You know the sequence in which you do
something and it works right you go back
to the earlier discussion we had about
you know the ground truth and a reward
function. So the more of these kind of
um let's say trajectories as we call
them we have of you know how the work
was done successfully then we can go
back to the model and improve the model
in the first place and then that gives
you a lot more room let's say at the
application layer to go solve harder
problems. So you have like an
orchestrator in the middle that's
dispatching these different bots and
then they come back and show their work
and it helps check and do do the
necessary things to make sure things are
in good shape. Effectively you have
somebody who manages you have an agent
that manages the other agents right and
makes decisions decides what to tell
them also what not to tell them
depending on the what the task at hand
to not confuse them and then there is
that agent itself checks his own work
but then maybe there is another let's
say supervisor if you want if you wish
that also does spot checking and you
know validation of the work so you know
there is a lot of kind of that kind of
uh delegation and checks uh kind of
>> it's amazing it's amazing what what um
you guys have come up with what people
come with with these systems. Um, let
let me ask you, do you for the
orchestrator, do you need a uh smarter
model? Like do you go with like the the
foundational smartest foundational model
as the orchestrator and then uh maybe
you send like uh more specialized or a
little dumber open- source models to go
out and do some of these other things.
>> Yeah, that's valid because if you think
about it like if it's a specific task,
it takes one or two steps, right? So a
model that doesn't have to reason a lot
or for a for a long set of tasks is
sufficient. But if if that you have
something that has to plan across many
agents and across many many steps,
usually you want the most capable model
in terms of reasoning, which means
usually a very big model that is also
probably most likely a close proprietary
model.
>> Interesting. So that's that's the mix
that you have.
>> Yes. And we found Yeah. In some sense
maybe if we're to generalize at the top
level you usually have the most capable
model usually the most expensive also
and the biggest model and then the the
underlying tasks can be performed by
maybe either fast closed source models
or even open source models that you you
you post train for the task and then if
you think about it what it becomes in
the long run maybe a question is for a
given domain
is there going to be a specialized large
model that can reason very well that
maybe is owned by a company that just
does that or are going to have the
situation where like maybe we have these
horizontal models the current situation
basically right that that are applied
across domains and to be honest what do
you think I'm not sure I in my intuition
is that for large domains like software
like I don't know customer service uh
because there is u a lot of impact
economically it does make sense to
invest in in a in a in a model that's
domain specific and very good at what it
does I don't think you have to start
from zero right you take in all the
capabilities that exist maybe uh in in
in in a larger model but I do think I do
think we're going to end up in a
situation where the most capable model
in the domain is going to be a
specialized model that's really
interesting all right so let's talk a
little bit about culture here right um
these tools have come uh so fast and
furious and a thing that uh we hear
often is there's this like capability
overhang that the models can do more
than what people are taking advantage of
them uh to 2 and uh people are asking
GPT 5.2
uh the same questions they were asking
GPT3.
So talk a little bit about it's
interesting from your perspective.
You're working with engineers so these
people generally tend to appreciate what
technology can do.

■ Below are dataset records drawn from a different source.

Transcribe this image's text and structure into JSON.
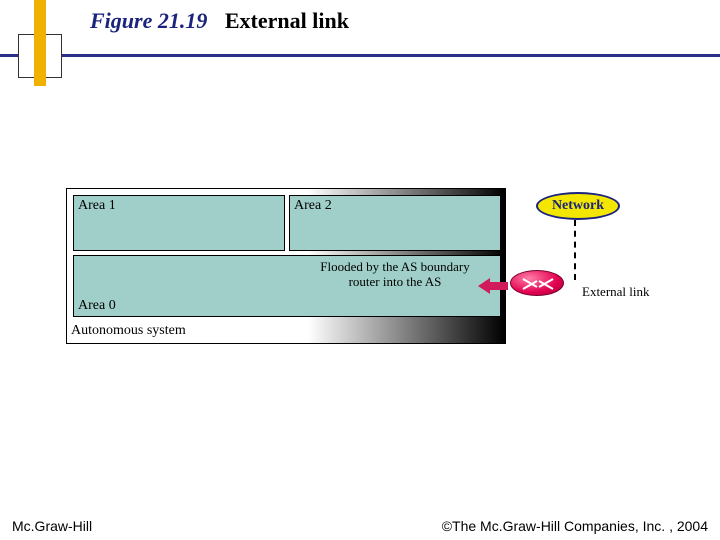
{
  "title": {
    "figure_label": "Figure 21.19",
    "text": "External link"
  },
  "diagram": {
    "autonomous_system_label": "Autonomous system",
    "areas": {
      "area1": "Area 1",
      "area2": "Area 2",
      "area0": "Area 0"
    },
    "flood_text": "Flooded by the AS boundary router into the AS",
    "external_link_label": "External link",
    "network_label": "Network",
    "icons": {
      "router": "router-icon",
      "arrow_left": "arrow-left-icon"
    }
  },
  "footer": {
    "left": "Mc.Graw-Hill",
    "right": "©The Mc.Graw-Hill Companies, Inc. , 2004"
  }
}
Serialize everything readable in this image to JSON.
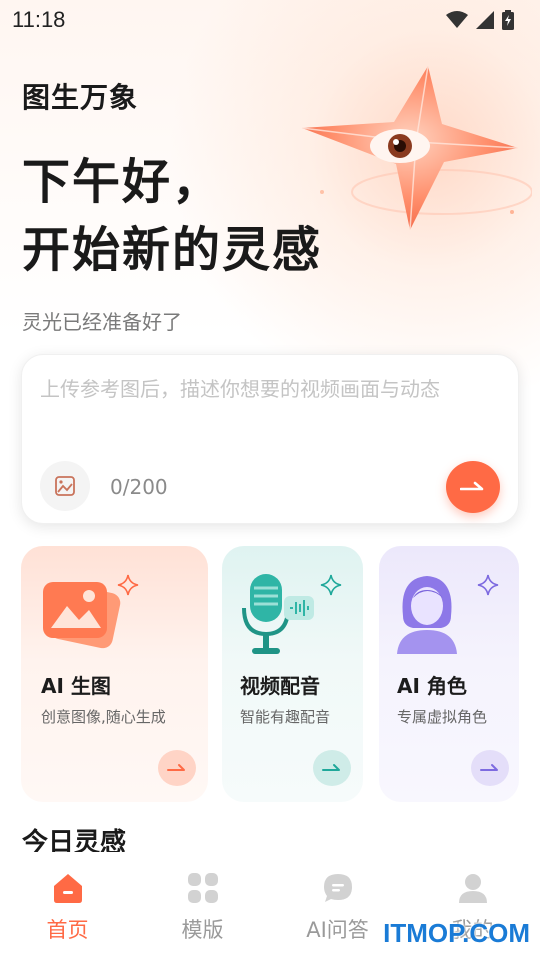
{
  "status": {
    "time": "11:18"
  },
  "header": {
    "brand": "图生万象",
    "greeting_line1": "下午好，",
    "greeting_line2": "开始新的灵感",
    "subtitle": "灵光已经准备好了"
  },
  "prompt": {
    "placeholder": "上传参考图后，描述你想要的视频画面与动态",
    "value": "",
    "counter": "0/200"
  },
  "features": [
    {
      "title": "AI 生图",
      "desc": "创意图像,随心生成",
      "accent": "#ff6a45"
    },
    {
      "title": "视频配音",
      "desc": "智能有趣配音",
      "accent": "#1fa89a"
    },
    {
      "title": "AI 角色",
      "desc": "专属虚拟角色",
      "accent": "#7d6ae0"
    }
  ],
  "section": {
    "title": "今日灵感"
  },
  "tabs": [
    {
      "label": "首页",
      "icon": "home-icon",
      "active": true
    },
    {
      "label": "模版",
      "icon": "grid-icon",
      "active": false
    },
    {
      "label": "AI问答",
      "icon": "chat-icon",
      "active": false
    },
    {
      "label": "我的",
      "icon": "user-icon",
      "active": false
    }
  ],
  "watermark": "ITMOP.COM",
  "colors": {
    "accent": "#ff6a45",
    "inactive": "#9a9a9a"
  }
}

What is the uh
interest in adopting this stuff been
like? And has there been any sort of oh
if we use this you know AI um system
that's going to make sure that we stay
up if there's a problem then what are we
going to do?
This is a valid question and concern.
Now I do think maybe engineers are the
earliest adopters you can find. So that
generally helped also in getting AI to
be widely adopted for coding and now the
subsequent steps of software software
engineering like we see ourselves with
the adoption of of resolve AI. Uh but
there's still sometimes two things
happening also right there is some
natural resistance to change. It's
difficult for for for humans to change
their habits very very quickly and it
takes you know different people with
different personalities sometimes are
more resistant to change. So that is
definitely uh an issue and I do think
there is a concern about you know
people's jobs sometimes. Now my
perspective on this is the following
especially in software engineering where
some of the most highly paid
professionals in the world and I think
by us producing more technology I I I
don't think the end state here is going
to look something like where we have
fewer software engineers but also this
is not what the the the the
is not the optimization formula in my
opinion right it almost doesn't matter
if we have like all these highly more
highly paid people or less highly paid
people I think the the what we should be
optimizing for is can we produce
technology a lot faster that in the end
benefits the entire world right like I
said by solving harder problems or let's
say problems that maybe are too
expensive today so in that sense yes we
have to push through this resistance
because I do think the end goal is
beneficial to to everybody
um there there's so when I speak with
engineers
they I we have great conversations about
this stuff it's almost like you can
speak with an engineer and you get a
sense as to what the future's going to
be like because they have the most
tooling um right at their fingers tips
and they can tell you, oh, this is, you
know, it's doing well here or it's
having this effect on me or, you know,
we're we're doing this in our office or
we couldn't get this done. One of the
things that I've heard is people are
thinking, well, if um you know, if
coding it gets handed to the AIS, then
people will like kind of lose the
ability to code and um and then it's
fine until something breaks. And so I
always thought oh like maybe you know
you'll have engineers will become
effectively the auditors and the fixers
of the AI produced code but and again
we're talking it you have much more code
because of AI. Um and you've built this
solution that says you know we'll just
uh help help that auditing and the
fixing uh with technology itself. Um so
then what does that I mean what do you
think that that uh if this works the way
you anticipate where do you think that
leaves the end state of engineering
skills um you know do you think that
that engineers will risk uh you know
having some of those skills atrophy if
the AI does a good enough job?
Yeah, like with every technological
evolution, obviously we get a lot of
leverage as humans to produce, you know,
outcomes a lot faster, right? We're not
uh resisting using machines for other
domains. I think the same applies to to
to software and, you know, software over
the last 50 years moved uh you know,
from very low level, let's say, coding
for the machine itself to like different
layers of abstraction with operating
systems and high level languages. I
think AI is just another abstraction and
I don't think the answer to this is uh
or the concern is are humans are
engineers going to atrophy it has all
the skills to produce code or run code.
I think the real answer is that we
should produce agents that do both parts
very well. They should produce code very
quickly but they should also be able to
run maintain improve troubleshoot code
the same way and engineers should be now
should be will be very quickly in my
opinion operating at the higher level of
abstraction where they won't have to
worry also a lot about these low-level
kind of specific bespoke things of the
tool that you have at your disposal like
query languages and you know how exactly
should I call this API or this CLI to
get to an answer just simply this is
going to be done all this heavy lifting
and stressful work is going to be done
by AI and we're going to be operating at
a level above and I think that's
desirable and I don't think it it is a
risk or a concern.
>> Okay, here's my last question for you.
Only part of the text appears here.